Available on Blu-ray Mon 20 2017

Pump action shotguns, beards, videogames, flamethrowers, whisky, shooting dogs, exploding helicopters, bad haircuts and bad attitude, stained longjohns, fur-collared parkas… The Thing is a film best described as macho camp. It’s Antarctica, 40 below outside and the huskies are getting restless. In a scientific outstation the men are getting restless too. The creepy corridors and ominous heartbeat-like soundtrack aren’t helping the tension levels any. This is Alien meets Fort Apache and utterly riveting. Manipulative but riveting.

In a nearby Norwegian station something horrible has happened. The place has frozen over and a dead dude seems to have slit his own throat. The remains of some creature have been found in the ice, chopped and buried in a hurry. A gunge-heavy autopsy – with much dripping gore and ooze – is required. But the remains are not dead yet and the guys are being “assimilated”. It’s difficult to work out who has been overtaken by the alien force and who remains human but Kurt Russell is determined to find out. Inevitably the men slowly turn against each other and are picked off one by one.

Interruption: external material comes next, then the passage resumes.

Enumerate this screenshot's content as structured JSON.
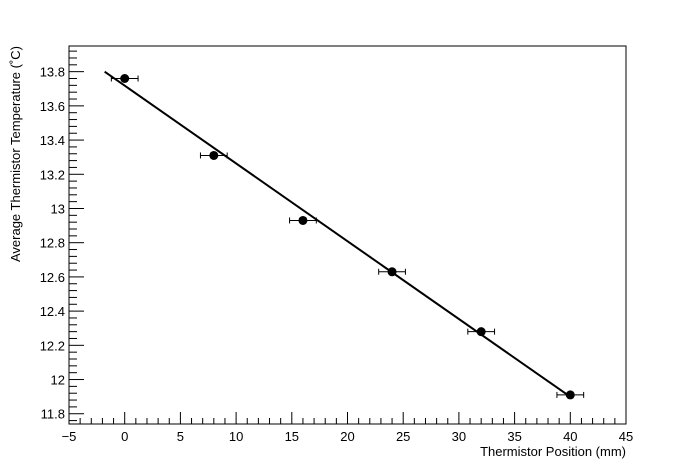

Taking its cue from the 1951 original (and owing a serious debt to Alien made three years before), there are psychological aspects to the film – paranoia is rife and there are serious trust issues – but that’s not really what it’s about. There’s a nightmarish array of set-pieces and shocks and the slimy, slithering (gallons of KY jelly were used) animatronic shape-shifting monster will make you look away in disgust, but also giggle nervously . Carpenter is on top form. The production was made before the days of CGI yet the special effects stand up incredibly well. The production design is perfect.